We are all familiar with the dangers of having too much salt in our diet and how it contributes to high blood pressure, risk of stroke, and the development of cardiovascular disease.

In the UK we know we consume too much salt. Data from the 2018/2019 national diet and nutrition survey tells us that the average daily salt intake for adults in the UK is 8.4g (9.2g for men and 7.6g for women) whilst the Scientific Advisory Committee on Nutrition (SACN) advises us to have no more than 6g per day. This equates to approximately 1 teaspoon.

Three in 10 adults in England have high blood pressure and high blood pressure is the third largest risk factor for premature death and disability. Often, we can be consuming too much salt before we even pick up the salt shaker at the table. Interestingly, the biggest sources of salt in our diet are bread,  breakfast cereals, meat products and ready meals. Whilst government reformulation schemes over the past 20 years have helped to reduce the salt content of some popular food categories, many foods we purchase are still high in salt.

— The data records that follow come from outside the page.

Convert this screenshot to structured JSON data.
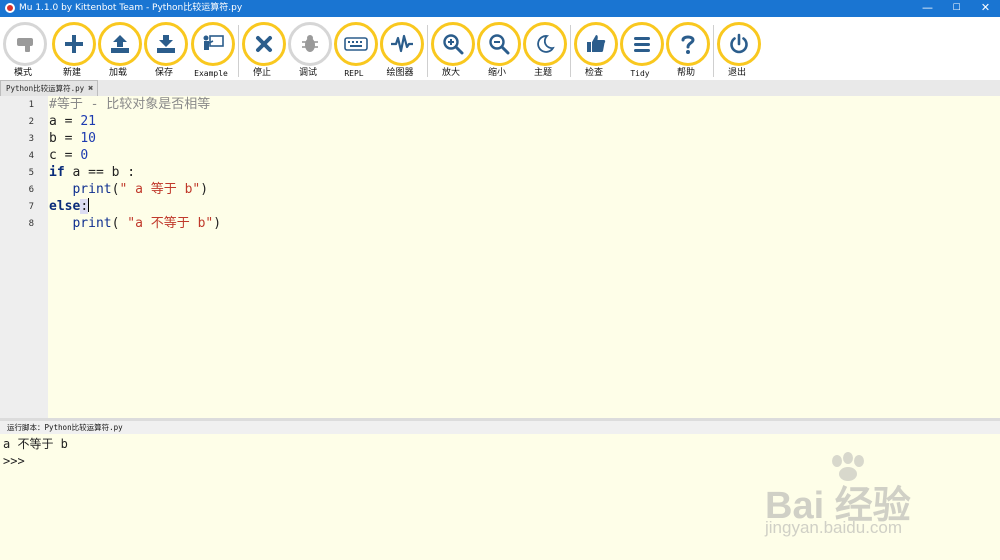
{
  "window": {
    "title": "Mu 1.1.0 by Kittenbot Team - Python比较运算符.py",
    "controls": {
      "minimize": "—",
      "maximize": "☐",
      "close": "✕"
    }
  },
  "colors": {
    "titlebar": "#1a75d2",
    "button_ring": "#f9c81f",
    "button_icon": "#2b5d8c",
    "editor_bg": "#fefee8",
    "gutter_bg": "#eeeeee"
  },
  "toolbar": {
    "buttons": [
      {
        "id": "mode",
        "label": "模式",
        "icon": "mode-icon",
        "enabled": false
      },
      {
        "id": "new",
        "label": "新建",
        "icon": "plus-icon",
        "enabled": true
      },
      {
        "id": "load",
        "label": "加载",
        "icon": "upload-icon",
        "enabled": true
      },
      {
        "id": "save",
        "label": "保存",
        "icon": "download-icon",
        "enabled": true
      },
      {
        "id": "example",
        "label": "Example",
        "icon": "presentation-icon",
        "enabled": true
      },
      {
        "id": "stop",
        "label": "停止",
        "icon": "close-icon",
        "enabled": true
      },
      {
        "id": "debug",
        "label": "调试",
        "icon": "bug-icon",
        "enabled": false
      },
      {
        "id": "repl",
        "label": "REPL",
        "icon": "keyboard-icon",
        "enabled": true
      },
      {
        "id": "plotter",
        "label": "绘图器",
        "icon": "pulse-icon",
        "enabled": true
      },
      {
        "id": "zoom-in",
        "label": "放大",
        "icon": "zoom-in-icon",
        "enabled": true
      },
      {
        "id": "zoom-out",
        "label": "缩小",
        "icon": "zoom-out-icon",
        "enabled": true
      },
      {
        "id": "theme",
        "label": "主题",
        "icon": "moon-icon",
        "enabled": true
      },
      {
        "id": "check",
        "label": "检查",
        "icon": "thumbs-up-icon",
        "enabled": true
      },
      {
        "id": "tidy",
        "label": "Tidy",
        "icon": "lines-icon",
        "enabled": true
      },
      {
        "id": "help",
        "label": "帮助",
        "icon": "question-icon",
        "enabled": true
      },
      {
        "id": "quit",
        "label": "退出",
        "icon": "power-icon",
        "enabled": true
      }
    ]
  },
  "tab": {
    "label": "Python比较运算符.py",
    "close": "✖"
  },
  "editor": {
    "line_numbers": [
      "1",
      "2",
      "3",
      "4",
      "5",
      "6",
      "7",
      "8"
    ],
    "lines": [
      [
        {
          "t": "#等于 - 比较对象是否相等",
          "c": "comment"
        }
      ],
      [
        {
          "t": "a = ",
          "c": "op"
        },
        {
          "t": "21",
          "c": "num"
        }
      ],
      [
        {
          "t": "b = ",
          "c": "op"
        },
        {
          "t": "10",
          "c": "num"
        }
      ],
      [
        {
          "t": "c = ",
          "c": "op"
        },
        {
          "t": "0",
          "c": "num"
        }
      ],
      [
        {
          "t": "if",
          "c": "kw"
        },
        {
          "t": " a == b :",
          "c": "op"
        }
      ],
      [
        {
          "t": "   ",
          "c": "op"
        },
        {
          "t": "print",
          "c": "fn"
        },
        {
          "t": "(",
          "c": "op"
        },
        {
          "t": "\" a 等于 b\"",
          "c": "str"
        },
        {
          "t": ")",
          "c": "op"
        }
      ],
      [
        {
          "t": "else",
          "c": "kw"
        },
        {
          "t": ":",
          "c": "hl"
        }
      ],
      [
        {
          "t": "   ",
          "c": "op"
        },
        {
          "t": "print",
          "c": "fn"
        },
        {
          "t": "( ",
          "c": "op"
        },
        {
          "t": "\"a 不等于 b\"",
          "c": "str"
        },
        {
          "t": ")",
          "c": "op"
        }
      ]
    ]
  },
  "status": {
    "run_label": "运行脚本：Python比较运算符.py"
  },
  "output": {
    "lines": [
      "a 不等于 b",
      ">>>"
    ]
  },
  "watermark": {
    "brand": "Bai 经验",
    "url": "jingyan.baidu.com"
  }
}
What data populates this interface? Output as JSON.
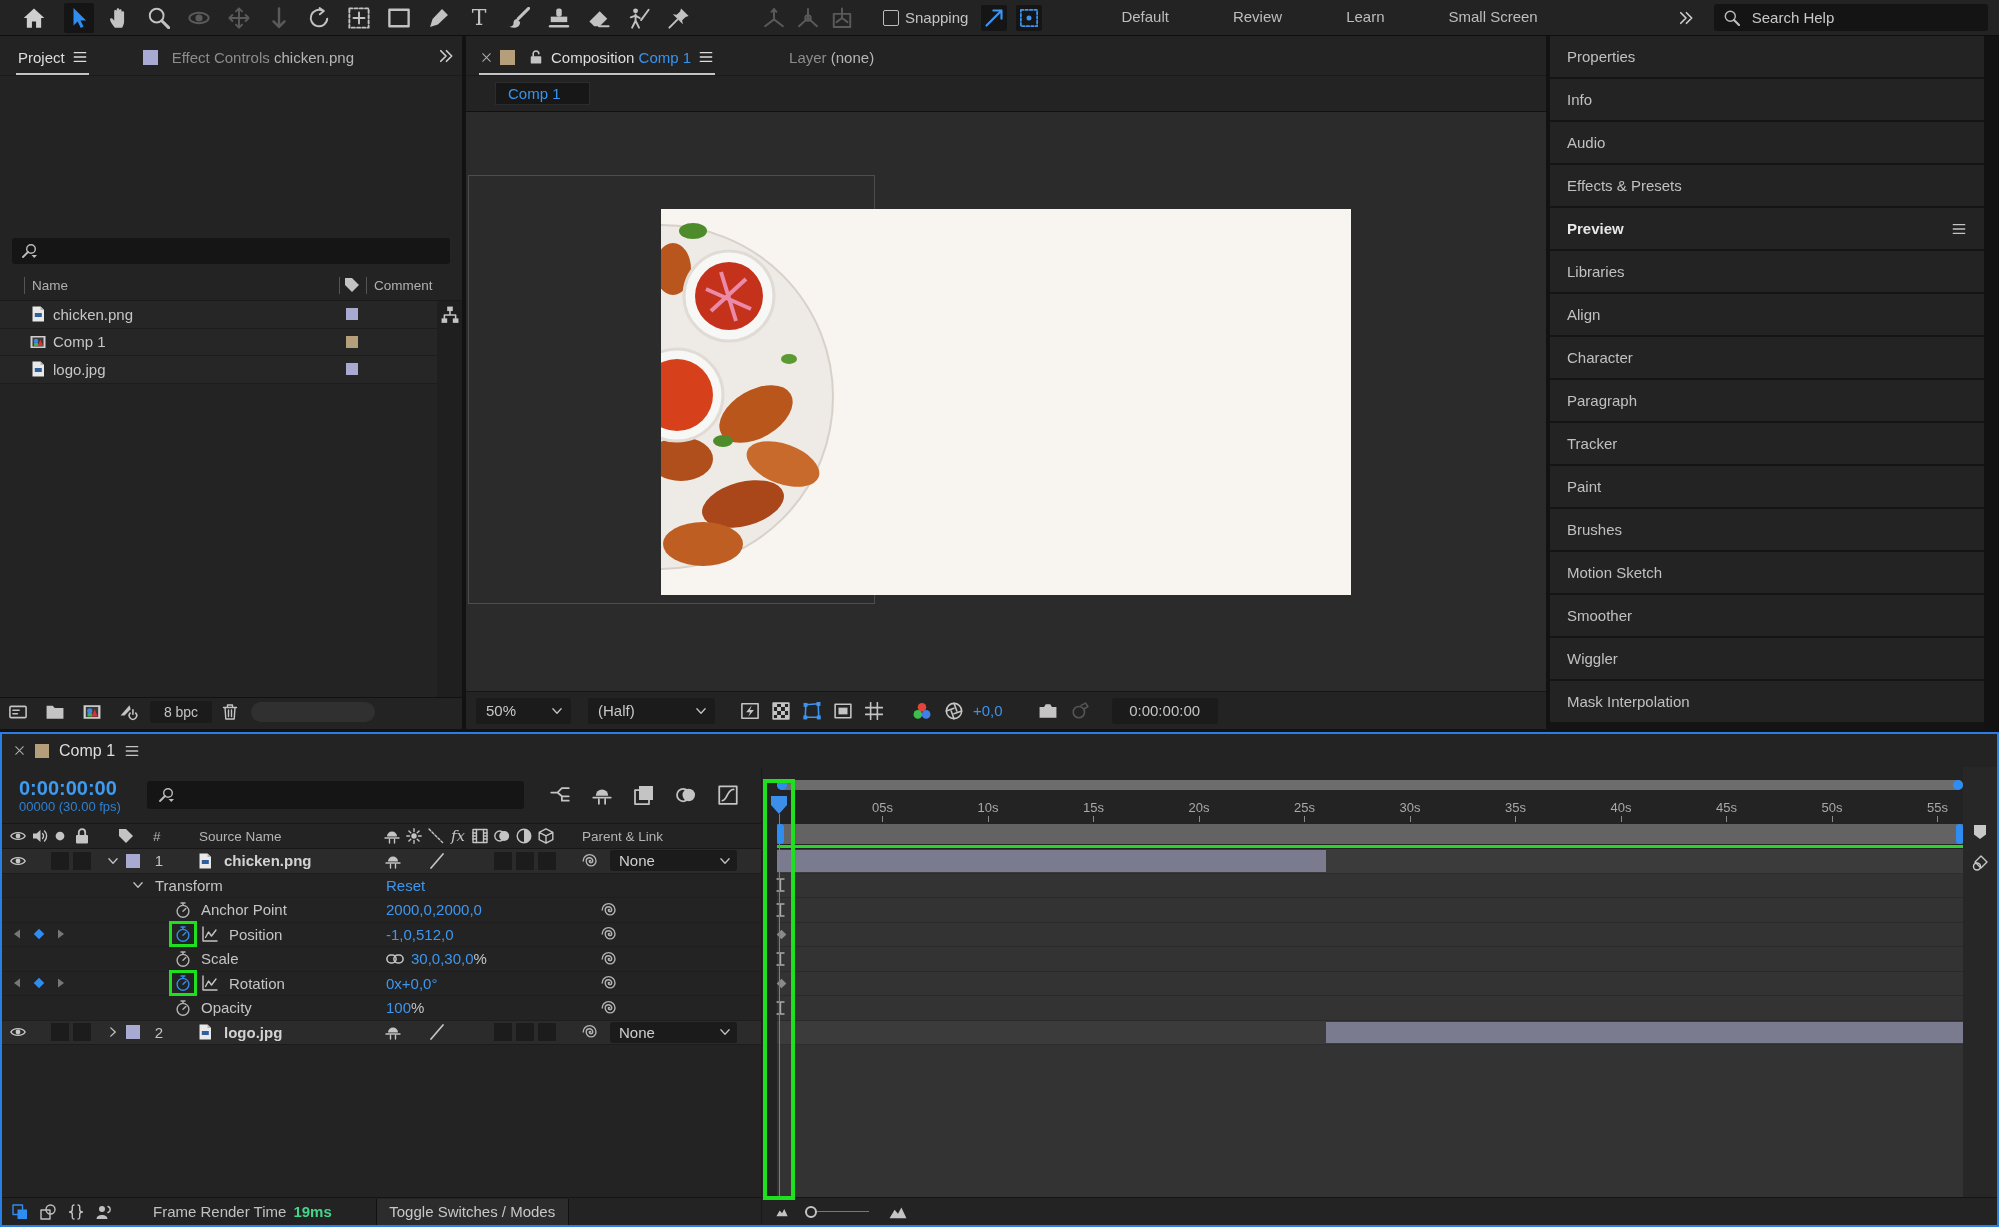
{
  "toolbar": {
    "tools": [
      {
        "selected": true,
        "disabled": false
      },
      {
        "selected": false,
        "disabled": false
      },
      {
        "selected": false,
        "disabled": false
      },
      {
        "selected": false,
        "disabled": true
      },
      {
        "selected": false,
        "disabled": true
      },
      {
        "selected": false,
        "disabled": true
      },
      {
        "selected": false,
        "disabled": false
      },
      {
        "selected": false,
        "disabled": false
      },
      {
        "selected": false,
        "disabled": false
      },
      {
        "selected": false,
        "disabled": false
      },
      {
        "selected": false,
        "disabled": false,
        "glyph": "T"
      },
      {
        "selected": false,
        "disabled": false
      },
      {
        "selected": false,
        "disabled": false
      },
      {
        "selected": false,
        "disabled": false
      },
      {
        "selected": false,
        "disabled": false
      },
      {
        "selected": false,
        "disabled": false
      }
    ],
    "axis_modes": [
      {
        "disabled": true
      },
      {
        "disabled": true
      },
      {
        "disabled": true
      }
    ],
    "snapping": {
      "label": "Snapping",
      "checked": false
    },
    "snap_options": [
      {
        "on": true
      },
      {
        "on": true
      }
    ],
    "workspaces": [
      {
        "label": "Default",
        "selected": false
      },
      {
        "label": "Review",
        "selected": false
      },
      {
        "label": "Learn",
        "selected": false
      },
      {
        "label": "Small Screen",
        "selected": false
      }
    ],
    "search": {
      "placeholder": "Search Help"
    }
  },
  "project_panel": {
    "tabs": [
      {
        "label": "Project",
        "selected": true
      },
      {
        "label": "Effect Controls",
        "target": "chicken.png",
        "color": "#a9aad2",
        "selected": false
      }
    ],
    "columns": {
      "name": "Name",
      "comment": "Comment"
    },
    "items": [
      {
        "name": "chicken.png",
        "kind": "footage",
        "color": "#a9aad2",
        "selected": false
      },
      {
        "name": "Comp 1",
        "kind": "composition",
        "color": "#b59f7b",
        "selected": false
      },
      {
        "name": "logo.jpg",
        "kind": "footage",
        "color": "#a9aad2",
        "selected": false
      }
    ],
    "bit_depth": "8 bpc"
  },
  "composition_panel": {
    "tabs": [
      {
        "label": "Composition",
        "target": "Comp 1",
        "color": "#b59f7b",
        "locked": false,
        "selected": true
      },
      {
        "label": "Layer",
        "target": "(none)",
        "selected": false
      }
    ],
    "breadcrumb": "Comp 1",
    "viewer": {
      "zoom": "50%",
      "resolution": "(Half)",
      "exposure": "+0,0",
      "timecode": "0:00:00:00"
    }
  },
  "side_panels": [
    {
      "label": "Properties",
      "selected": false
    },
    {
      "label": "Info",
      "selected": false
    },
    {
      "label": "Audio",
      "selected": false
    },
    {
      "label": "Effects & Presets",
      "selected": false
    },
    {
      "label": "Preview",
      "selected": true
    },
    {
      "label": "Libraries",
      "selected": false
    },
    {
      "label": "Align",
      "selected": false
    },
    {
      "label": "Character",
      "selected": false
    },
    {
      "label": "Paragraph",
      "selected": false
    },
    {
      "label": "Tracker",
      "selected": false
    },
    {
      "label": "Paint",
      "selected": false
    },
    {
      "label": "Brushes",
      "selected": false
    },
    {
      "label": "Motion Sketch",
      "selected": false
    },
    {
      "label": "Smoother",
      "selected": false
    },
    {
      "label": "Wiggler",
      "selected": false
    },
    {
      "label": "Mask Interpolation",
      "selected": false
    }
  ],
  "timeline": {
    "tab": {
      "label": "Comp 1",
      "color": "#b59f7b"
    },
    "timecode": "0:00:00:00",
    "frame_info": "00000 (30.00 fps)",
    "columns": {
      "number": "#",
      "source_name": "Source Name",
      "effects": "fx",
      "parent": "Parent & Link"
    },
    "layers": [
      {
        "index": "1",
        "name": "chicken.png",
        "color": "#a9aad2",
        "visible": true,
        "expanded": true,
        "parent": "None",
        "children": [
          {
            "name": "Transform",
            "action": "Reset",
            "expanded": true,
            "children": [
              {
                "name": "Anchor Point",
                "value": "2000,0,2000,0",
                "keyframed": false,
                "linked": false,
                "highlighted": false
              },
              {
                "name": "Position",
                "value": "-1,0,512,0",
                "keyframed": true,
                "linked": false,
                "highlighted": true
              },
              {
                "name": "Scale",
                "value": "30,0,30,0",
                "unit": "%",
                "keyframed": false,
                "linked": true,
                "highlighted": false
              },
              {
                "name": "Rotation",
                "value": "0x+0,0°",
                "keyframed": true,
                "linked": false,
                "highlighted": true
              },
              {
                "name": "Opacity",
                "value": "100",
                "unit": "%",
                "keyframed": false,
                "linked": false,
                "highlighted": false
              }
            ]
          }
        ]
      },
      {
        "index": "2",
        "name": "logo.jpg",
        "color": "#a9aad2",
        "visible": true,
        "expanded": false,
        "parent": "None"
      }
    ],
    "ruler": [
      "05s",
      "10s",
      "15s",
      "20s",
      "25s",
      "30s",
      "35s",
      "40s",
      "45s",
      "50s",
      "55s"
    ],
    "zoom_slider": {
      "level": 0
    },
    "frame_render_time": {
      "label": "Frame Render Time",
      "value": "19ms"
    },
    "mode_toggle": "Toggle Switches / Modes"
  }
}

This can be confusing and difficult to navigate. When reading food labels at the supermarket, look out for the nutrition information displayed on the front of the pack. These follow a traffic light system with the green colour indicating the product is low in salt, orange colour indicating medium amounts of salt and red meaning the product is high in salt. This will help you get an idea of the amounts of foods with low, medium and high (green, amber and red) salt contents that you are consuming. You can also compare similar food products to see if there is a lower salt alternative you could purchase instead.

Source: Reading labels – Action on Salt

But what else can you do to lower your and your family’s salt intake?

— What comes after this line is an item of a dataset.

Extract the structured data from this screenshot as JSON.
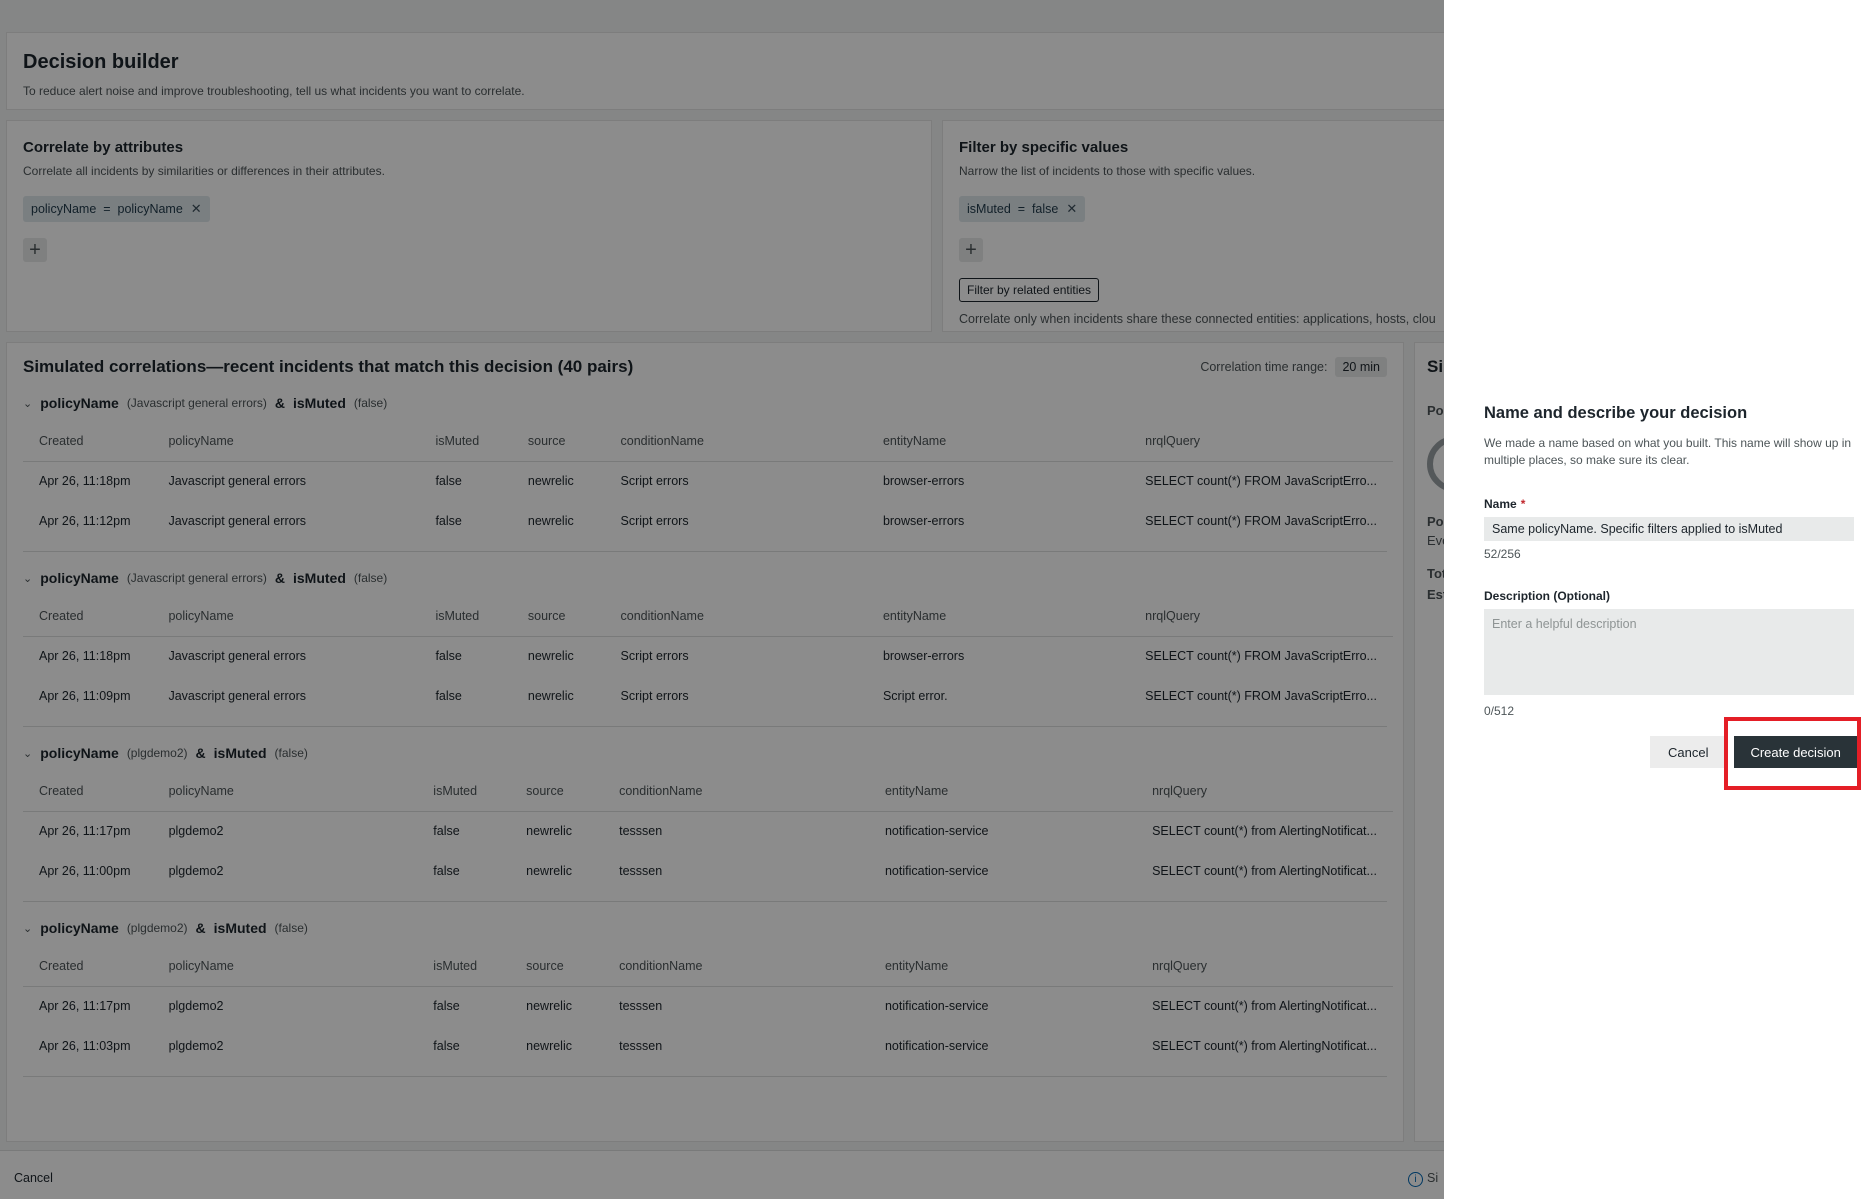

Herbs and spices are a great way to infuse food with delicious flavour and as a bonus they can also be beneficial for our health. Diets such as the Mediterranean diet which is abundant in herbs and spices have been linked to reduced inflammation, oxidative stress and presence of chronic diseases. Specific herbs have been shown to have a variety of beneficial health effects (1) including a role in reducing blood pressure (cinnamon and garlic); managing blood glucose (chilli, cinnamon, fenugreek, garlic, ginger, rosemary); reducing risk of developing cardiovascular disease (black pepper, chilli, fenugreek, garlic, ginger, rosemary, turmeric); reducing inflammation (black pepper, chilli, cinnamon, garlic, ginger, rosemary, turmeric); weight control (black pepper, chilli, fenugreek, ginger, turmeric) and neuroprotection (cinnamon, turmeric). Get to know your herbs and spices and learn which foods they pair best with, with this useful guide from the British Heart Foundation Easy ways to cook better: Salt alternatives – BHF

Not only do herbs and spices pack a flavour punch but they can also help you reduce your salt intake. Try replacing salt with a mixture of Mediterranean herbs (garlic, oregano, basil and black pepper) in your tomato sauces, with a Mexican rub (chilli, paprika, garlic and cumin) on your steak or get creative in the kitchen and come up with your own mixtures!

  • Jiang TA. Health Benefits of Culinary Herbs and Spices. J AOAC Int. 2019 Mar 1;102(2):395-411. doi: 10.5740/jaoacint.18-0418. Epub 2019 Jan 16. PMID: 30651162.